1. Two-Dimensional vs. Three-Dimensional Art

The difference between two-dimensional and three-dimensional art is very straightforward. Each is measured using different dimensions, which can include measurements such as height, width, and depth.

Two-dimensional, or 2D, art can be measured only by two different dimensions, as it can only be viewed from the front. You might use height and width when describing or measuring 2D art. Three-dimensional, or 3D, art is measured in three dimensions, usually height, width, and depth. The subject matter of the artwork exists in 3D space. This means you can move around the object and still see some aspect of the subject matter.

terms to know
Two-Dimensional Art
A work of art made on a flat surface, such as a painting, drawing, print, or photograph
Three-Dimensional Art
A work of art that exists in space, usually sculpture or variations of sculpture

IN CONTEXT

Below is an example of a two-dimensional painting. You can see that it is on a flat surface.

File:1198-Screen_Shot_2016-09-22_at_9.56.57_PM.png

Now, compare that image to the one below, a three-dimensional sculpture. It's measured in three dimensions: depth, width, and height. You could potentially move around the sculpture and still see some aspect of it.

File:1199-Screen_Shot_2016-09-22_at_9.59.37_PM.png


2. Traditional vs. Experimental Forms of Media

Works of art can be created with various materials, the artistic medium or media. Materials such as stone, wood, bronze, ink, paint, and paper are considered traditional media. Experimental media includes any material the artist chooses to use.

did you know
Experimental, or nontraditional, media includes almost anything you can think of.

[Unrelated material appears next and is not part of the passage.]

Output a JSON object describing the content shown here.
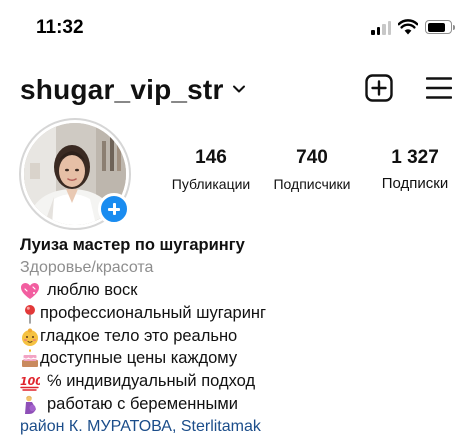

Some of the more interesting experimental media works include: garbage or ice sculptures, body art, land art, architecture made from LEGO bricks, and even animal blood.

terms to know
Artistic Medium
The material with or in which a work of art is made, such as paint or marble
Traditional Media
Common materials used to make works of art or architecture, such as stone, wood, bronze, ink, paint, or paper

IN CONTEXT

Ink drawings, paintings, tapestries, and mosaics are all examples of traditional art. Experimental, or nontraditional art, might include such pieces as a bridge made out of LEGO bricks, body art, or even land art.

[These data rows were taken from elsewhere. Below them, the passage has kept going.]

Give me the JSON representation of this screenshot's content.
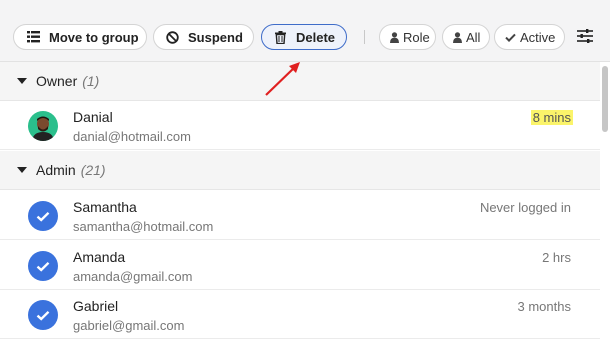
{
  "toolbar": {
    "move_label": "Move to group",
    "suspend_label": "Suspend",
    "delete_label": "Delete",
    "filters": [
      {
        "label": "Role",
        "icon": "person-icon"
      },
      {
        "label": "All",
        "icon": "person-icon"
      },
      {
        "label": "Active",
        "icon": "checkmark-icon"
      }
    ],
    "settings_icon": "sliders-icon"
  },
  "groups": [
    {
      "name": "Owner",
      "count": "(1)",
      "users": [
        {
          "name": "Danial",
          "email": "danial@hotmail.com",
          "last_seen": "8 mins",
          "highlighted": true,
          "selected": false
        }
      ]
    },
    {
      "name": "Admin",
      "count": "(21)",
      "users": [
        {
          "name": "Samantha",
          "email": "samantha@hotmail.com",
          "last_seen": "Never logged in",
          "selected": true
        },
        {
          "name": "Amanda",
          "email": "amanda@gmail.com",
          "last_seen": "2 hrs",
          "selected": true
        },
        {
          "name": "Gabriel",
          "email": "gabriel@gmail.com",
          "last_seen": "3 months",
          "selected": true
        }
      ]
    }
  ],
  "colors": {
    "accent": "#3a72dd",
    "highlight": "#fbf46a",
    "annotation_arrow": "#e02020"
  }
}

File:6588-traditional_experimental_1.png

Look at the images above. On the left is a piece of work made with traditional media. It is an ink drawing by Leonardo da Vinci. On the right is one form of experimental media, a LEGO bridge. This bridge is probably not produced with real LEGOs, but it allows you to visualize that you could produce a sculpture with LEGO bricks.

Below is another example of traditional media, a painting.

File:1209-Screen_Shot_2016-09-22_at_10.38.49_PM.png

Another example of traditional media, a tapestry:

File:6589-Bayeux_hawking.jpg

One last example of traditional media, a mosaic:

File:6590-Hagiasophia-christ.jpg

An example of nontraditional, or experimental, media, body art:

File:1212-Screen_Shot_2016-09-22_at_10.39.12_PM.png

And one last example of experimental media, land art. This is a spiral jetty an artist created:

File:6591-Spiral-jetty-from-rozel-point.png


summary
Works of art can be categorized and created in various ways. In this lesson, you learned about the characteristics of two-dimensional vs. three-dimensional art. Two-dimensional art is on a flat surface. Three-dimensional art, such as a statue, can be moved and still have aspects of the subject matter visible.

You also learned about works of art created with traditional vs. experimental forms of media. Wood, stone, ink, or paint are common choices for traditional art, whereas garbage or ice, or bodies, land, or LEGO bricks might be used for experimental media.

Source: THIS WORK IS ADAPTED FROM SOPHIA AUTHOR IAN MCCONNELL.

Terms to Know
Artistic Medium

The material in which a work of art is made, such as painting or sculpture.

Three Dimensional

A work of art that exists in space, usually sculpture, or variations of sculpture.

Traditional Media

Common materials used to make works of art, or architecture, i.e. stone, wood, bronze, ink, paint, paper.

Two Dimensional

A work of art made on a flat surface, such as a painting, drawing, print, or photograph.